In the recent past, most of the new vehicles in the market were full of defects, but manufacturers sold them without taking these defects into account. The state of Oklahoma, just like other states, enacted a statute that protects consumers from these faulty vehicles. They called this statute Oklahoma lemon law.
The first year of new vehicle ownership is the most important period of determining whether a vehicle is a lemon. Any serious defects that are likely to compromise your vehicles safety, use or market price, must be reported immediately to the manufacturer or authorized vehicle dealer. If your car reports any serious defects after the first year of ownership, you cannot get your refund or a vehicle replacement under Oklahoma Lemon Law. This law only covers defects or faults reported within one year.
Steps to take
If you purchase a car and it starts to show some serious recurring defects, you must inform your car dealer or manufacturer immediately and make arrangement to take it there for a repair. The manufacturer is allowed to make a reasonable number of attempts to correct the problem. If the defect is serious enough to compromise your safety, make arrangement with your dealer to give you a loaner vehicle to use until the defect is repaired.
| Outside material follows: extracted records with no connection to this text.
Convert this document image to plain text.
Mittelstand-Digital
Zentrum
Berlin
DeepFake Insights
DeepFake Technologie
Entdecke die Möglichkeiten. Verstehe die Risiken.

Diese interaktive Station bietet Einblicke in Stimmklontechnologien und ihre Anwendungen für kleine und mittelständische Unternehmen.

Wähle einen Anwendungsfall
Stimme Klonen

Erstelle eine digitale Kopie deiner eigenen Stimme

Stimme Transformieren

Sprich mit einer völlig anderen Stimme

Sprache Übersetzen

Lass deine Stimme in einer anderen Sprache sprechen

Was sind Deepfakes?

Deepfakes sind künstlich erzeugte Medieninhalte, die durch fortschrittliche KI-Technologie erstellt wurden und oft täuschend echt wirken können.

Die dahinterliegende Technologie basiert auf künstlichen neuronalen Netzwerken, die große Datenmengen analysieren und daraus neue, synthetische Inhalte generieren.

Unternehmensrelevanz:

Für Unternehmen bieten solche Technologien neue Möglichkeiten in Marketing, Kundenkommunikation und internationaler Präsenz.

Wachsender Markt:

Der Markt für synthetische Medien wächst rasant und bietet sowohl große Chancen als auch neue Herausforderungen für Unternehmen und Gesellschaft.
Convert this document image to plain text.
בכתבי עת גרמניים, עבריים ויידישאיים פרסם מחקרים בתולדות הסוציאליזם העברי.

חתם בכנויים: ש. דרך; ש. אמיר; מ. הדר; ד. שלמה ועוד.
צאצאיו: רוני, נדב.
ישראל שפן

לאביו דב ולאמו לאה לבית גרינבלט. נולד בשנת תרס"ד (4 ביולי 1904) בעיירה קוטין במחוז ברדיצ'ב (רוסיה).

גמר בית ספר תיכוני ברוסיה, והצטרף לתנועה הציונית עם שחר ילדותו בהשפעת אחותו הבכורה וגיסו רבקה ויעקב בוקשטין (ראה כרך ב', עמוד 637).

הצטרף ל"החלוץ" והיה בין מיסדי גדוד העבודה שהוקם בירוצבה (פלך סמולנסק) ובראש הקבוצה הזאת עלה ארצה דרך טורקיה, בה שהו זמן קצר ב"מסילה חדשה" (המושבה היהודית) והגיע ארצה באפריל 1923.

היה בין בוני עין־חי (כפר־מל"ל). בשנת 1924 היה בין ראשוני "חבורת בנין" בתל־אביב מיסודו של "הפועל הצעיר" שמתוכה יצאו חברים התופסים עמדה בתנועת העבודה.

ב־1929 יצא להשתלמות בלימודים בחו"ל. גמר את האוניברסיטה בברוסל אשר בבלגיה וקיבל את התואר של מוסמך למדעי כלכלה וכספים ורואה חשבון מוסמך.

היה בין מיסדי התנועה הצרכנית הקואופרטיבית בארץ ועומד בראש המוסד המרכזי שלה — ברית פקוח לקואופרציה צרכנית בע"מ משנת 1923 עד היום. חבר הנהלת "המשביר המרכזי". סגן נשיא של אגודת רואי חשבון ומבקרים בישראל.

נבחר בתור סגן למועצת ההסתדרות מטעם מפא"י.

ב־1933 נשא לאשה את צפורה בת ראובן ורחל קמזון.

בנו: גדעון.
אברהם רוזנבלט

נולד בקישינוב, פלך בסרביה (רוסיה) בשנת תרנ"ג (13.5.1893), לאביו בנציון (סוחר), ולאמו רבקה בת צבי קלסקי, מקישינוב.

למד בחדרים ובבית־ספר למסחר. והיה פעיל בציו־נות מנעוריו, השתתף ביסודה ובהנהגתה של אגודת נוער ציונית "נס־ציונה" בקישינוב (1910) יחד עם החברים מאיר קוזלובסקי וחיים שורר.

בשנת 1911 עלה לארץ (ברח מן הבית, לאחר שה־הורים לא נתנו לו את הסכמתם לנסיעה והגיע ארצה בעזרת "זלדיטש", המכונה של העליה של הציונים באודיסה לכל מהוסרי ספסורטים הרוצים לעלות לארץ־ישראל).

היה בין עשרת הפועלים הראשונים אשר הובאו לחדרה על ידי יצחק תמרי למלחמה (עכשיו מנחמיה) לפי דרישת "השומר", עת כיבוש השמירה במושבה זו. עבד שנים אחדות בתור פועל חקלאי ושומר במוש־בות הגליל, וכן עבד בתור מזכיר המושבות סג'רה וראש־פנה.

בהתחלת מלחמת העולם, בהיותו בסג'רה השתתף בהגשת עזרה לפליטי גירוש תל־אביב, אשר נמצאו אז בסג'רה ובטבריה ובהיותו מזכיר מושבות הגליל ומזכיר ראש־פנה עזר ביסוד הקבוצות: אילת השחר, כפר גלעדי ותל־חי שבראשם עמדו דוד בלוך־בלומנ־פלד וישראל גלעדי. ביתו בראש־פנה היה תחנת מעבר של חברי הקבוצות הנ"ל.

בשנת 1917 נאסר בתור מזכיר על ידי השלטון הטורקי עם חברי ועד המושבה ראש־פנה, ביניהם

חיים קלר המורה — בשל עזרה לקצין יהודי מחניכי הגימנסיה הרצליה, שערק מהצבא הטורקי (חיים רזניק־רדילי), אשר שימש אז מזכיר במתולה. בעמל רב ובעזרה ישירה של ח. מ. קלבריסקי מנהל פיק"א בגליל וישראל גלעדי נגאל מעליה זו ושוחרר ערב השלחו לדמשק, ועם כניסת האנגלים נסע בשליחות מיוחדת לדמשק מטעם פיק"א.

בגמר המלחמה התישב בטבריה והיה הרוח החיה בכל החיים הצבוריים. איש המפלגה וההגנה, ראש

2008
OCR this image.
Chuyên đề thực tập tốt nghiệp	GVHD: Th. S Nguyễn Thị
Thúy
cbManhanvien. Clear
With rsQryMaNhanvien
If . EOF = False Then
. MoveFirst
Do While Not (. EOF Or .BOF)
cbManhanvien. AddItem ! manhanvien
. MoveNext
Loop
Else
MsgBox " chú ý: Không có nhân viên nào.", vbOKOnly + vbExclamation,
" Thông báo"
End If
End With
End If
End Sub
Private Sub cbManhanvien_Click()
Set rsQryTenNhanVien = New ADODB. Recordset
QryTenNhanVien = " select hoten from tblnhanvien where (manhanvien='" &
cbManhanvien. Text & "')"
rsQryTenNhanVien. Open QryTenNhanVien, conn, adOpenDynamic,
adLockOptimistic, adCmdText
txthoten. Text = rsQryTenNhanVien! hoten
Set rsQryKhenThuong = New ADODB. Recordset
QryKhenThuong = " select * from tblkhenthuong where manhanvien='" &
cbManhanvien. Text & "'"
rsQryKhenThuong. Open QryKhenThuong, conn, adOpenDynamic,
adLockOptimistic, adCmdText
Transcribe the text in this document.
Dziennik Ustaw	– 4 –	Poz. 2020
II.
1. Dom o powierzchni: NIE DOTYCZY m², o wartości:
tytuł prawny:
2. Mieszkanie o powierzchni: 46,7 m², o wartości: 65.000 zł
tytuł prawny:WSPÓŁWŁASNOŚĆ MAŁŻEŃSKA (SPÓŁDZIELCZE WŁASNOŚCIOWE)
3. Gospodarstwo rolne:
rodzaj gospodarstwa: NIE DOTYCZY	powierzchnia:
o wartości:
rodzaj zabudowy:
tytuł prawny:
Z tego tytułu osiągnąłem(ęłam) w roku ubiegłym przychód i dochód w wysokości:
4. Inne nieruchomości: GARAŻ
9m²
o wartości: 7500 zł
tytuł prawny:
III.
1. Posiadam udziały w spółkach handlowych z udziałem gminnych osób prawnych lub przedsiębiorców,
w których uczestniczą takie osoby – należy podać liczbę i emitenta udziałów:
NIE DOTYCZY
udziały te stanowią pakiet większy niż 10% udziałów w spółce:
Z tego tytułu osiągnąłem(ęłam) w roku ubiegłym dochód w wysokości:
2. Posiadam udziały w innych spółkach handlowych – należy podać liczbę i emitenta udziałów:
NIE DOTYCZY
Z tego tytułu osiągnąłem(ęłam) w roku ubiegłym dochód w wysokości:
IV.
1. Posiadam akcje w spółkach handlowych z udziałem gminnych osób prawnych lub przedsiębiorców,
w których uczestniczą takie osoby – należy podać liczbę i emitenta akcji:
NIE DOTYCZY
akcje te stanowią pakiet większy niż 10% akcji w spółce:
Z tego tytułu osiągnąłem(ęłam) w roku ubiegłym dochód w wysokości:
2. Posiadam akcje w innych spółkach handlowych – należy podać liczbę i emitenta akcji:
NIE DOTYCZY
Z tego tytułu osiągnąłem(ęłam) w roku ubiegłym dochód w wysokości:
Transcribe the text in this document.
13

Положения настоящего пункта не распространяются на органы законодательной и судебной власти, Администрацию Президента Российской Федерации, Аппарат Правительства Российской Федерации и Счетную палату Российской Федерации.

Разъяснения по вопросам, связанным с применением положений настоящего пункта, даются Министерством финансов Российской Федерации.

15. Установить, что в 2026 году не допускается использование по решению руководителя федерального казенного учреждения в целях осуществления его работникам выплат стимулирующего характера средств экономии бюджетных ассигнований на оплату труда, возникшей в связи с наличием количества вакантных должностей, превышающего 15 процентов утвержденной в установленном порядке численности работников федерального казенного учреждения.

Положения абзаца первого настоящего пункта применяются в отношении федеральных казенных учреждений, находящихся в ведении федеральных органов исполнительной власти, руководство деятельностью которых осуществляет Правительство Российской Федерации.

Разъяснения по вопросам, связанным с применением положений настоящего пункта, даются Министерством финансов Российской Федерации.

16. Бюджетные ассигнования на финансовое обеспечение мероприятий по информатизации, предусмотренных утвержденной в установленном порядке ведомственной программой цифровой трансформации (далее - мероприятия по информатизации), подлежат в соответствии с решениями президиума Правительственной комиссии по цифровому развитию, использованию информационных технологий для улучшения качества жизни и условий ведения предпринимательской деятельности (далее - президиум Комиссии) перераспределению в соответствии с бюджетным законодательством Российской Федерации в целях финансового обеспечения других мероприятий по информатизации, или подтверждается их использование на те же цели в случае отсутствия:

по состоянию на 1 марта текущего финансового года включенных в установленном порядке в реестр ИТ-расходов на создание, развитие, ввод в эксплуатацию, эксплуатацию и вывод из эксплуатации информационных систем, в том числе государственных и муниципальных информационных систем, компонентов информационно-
Always remember to keep all the necessary records regarding your vehicle. Keep all records such as the vehicle purchase receipt, repair attempt records, phones calls, emails, letters and other essentials records. Keep any repair appointments that you might have had with your car dealer. You may use these records under Oklahoma Lemon Law to support your case if you feel like your car dealer is not cooperating with you. If you bought this car through a loan, continue to pay for it even if it is under repair in order to maintain your credit card history. If the vehicle is found to be defective you will definitely get your refund or another vehicle that is in good condition.
If the defects are not repaired after a reasonable number of repair attempts or if your vehicle is out of service for 30 business days, it may be considered a lemon as stipulated in Oklahoma’s Lemon Law. The manufacturer is obliged to refund your money including all applicable fees or replace the vehicle. If you opt for a refund other than a replacement, your dealer or manufacturer can deduct a reasonable amount of money that is equivalent to the total mileage travelled.
If you feel that your car dealer or manufacturer is not cooperating with you, you can launch your complaints at the Oklahoma Motor Vehicle Commission.